Today, in Lewes, we spend about fifty million pounds a year on food and drink and most of that – at least forty million – is spent in our three supermarkets: Tesco, Waitrose and Aldi. In those hundred years – and especially the last fifty years since I was born – we’ve managed to let all this natural capital be diverted into the hands of a few multinational corporations. Our local food economies have dried up; local money no longer circulates around and about the town, building wealth and relationships as it goes. A tenner spent locally multiplies many times over as it circulates. Spent in a supermarket, that tenner goes straight out of town and into the hands of Tesco and co, and its shareholders.

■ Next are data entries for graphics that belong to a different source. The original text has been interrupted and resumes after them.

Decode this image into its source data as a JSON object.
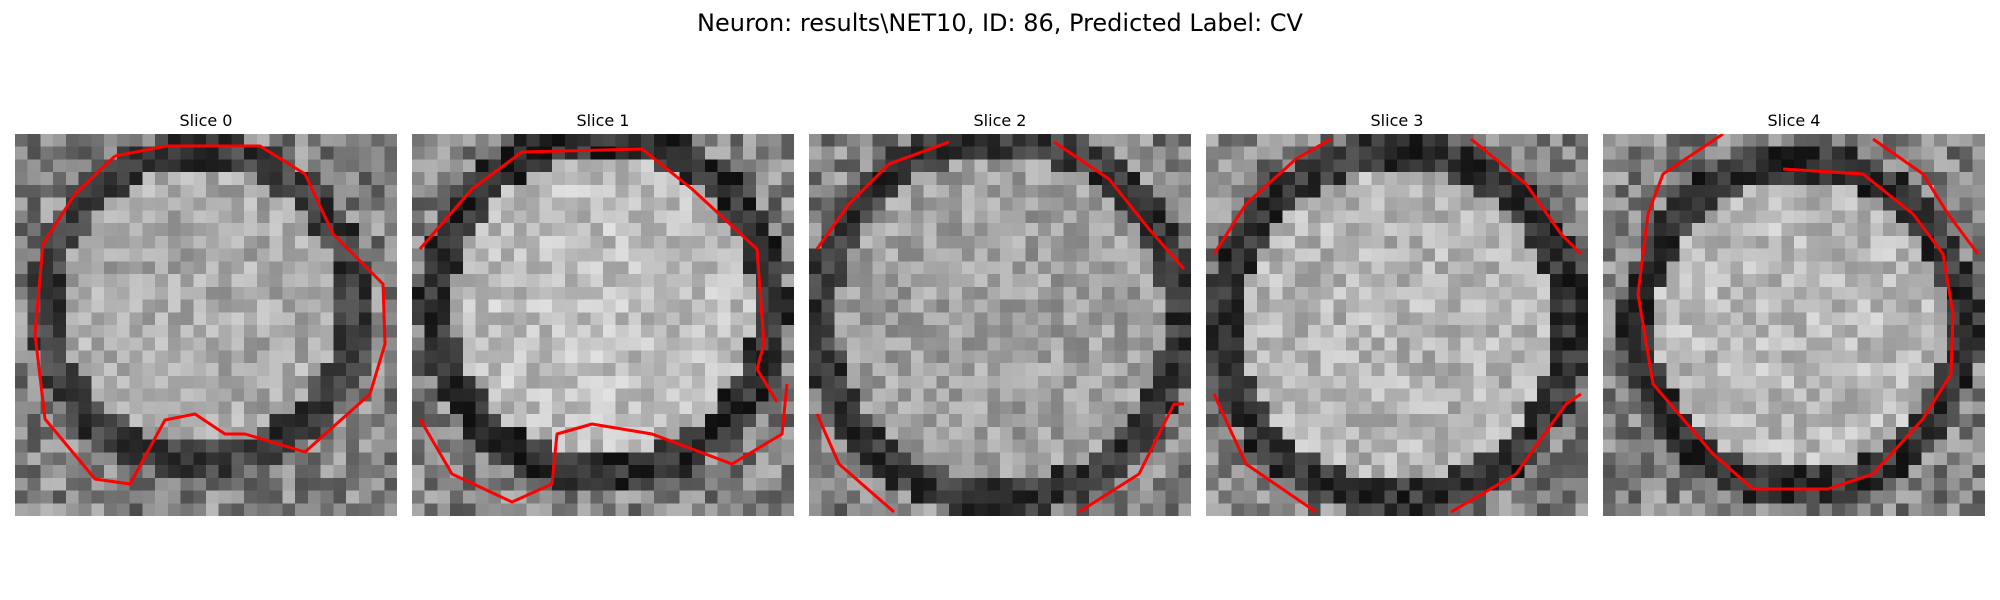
{
  "figure": {
    "title": "Neuron: results\\NET10, ID: 86, Predicted Label: CV"
  },
  "colors": {
    "contour": "#ff0000",
    "background": "#ffffff"
  },
  "panels": [
    {
      "title": "Slice 0"
    },
    {
      "title": "Slice 1"
    },
    {
      "title": "Slice 2"
    },
    {
      "title": "Slice 3"
    },
    {
      "title": "Slice 4"
    }
  ]
}
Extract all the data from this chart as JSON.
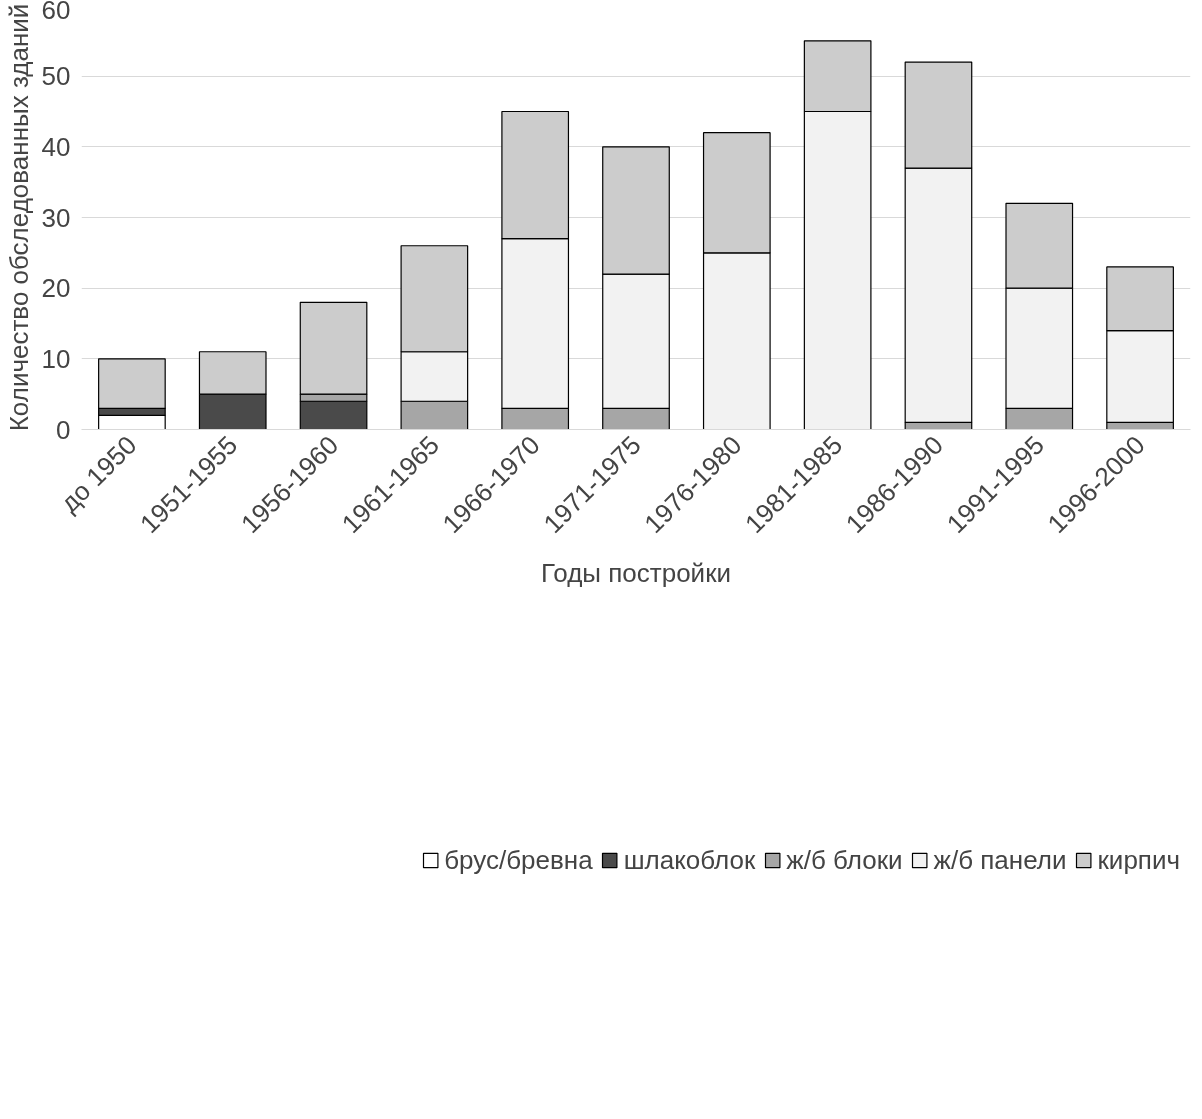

This hugely hopeful moment

Even though there is huge fear, dislocation, unemployment and suffering powering through Europe and America just as it has been powering through so many other parts of the world for so long. Even when it becomes absolutely clear that in the current system, in order to keep those at the top ‘safe’’, everyone else is being pulverised as the financiers and their professional and political accomplices are rescued with the money of the rest of us. Even though that financial crisis is fast becoming a sovereign debt crisis and the free market’s gun is being held to country after country’s heads in Europe just as the IMF has done for decades elsewhere. Even though the oil tanker of economic growth is fast developing huge holes that no billions of dollars can plug. Even though, or should we say, because of this: we are living in a hugely hopeful moment.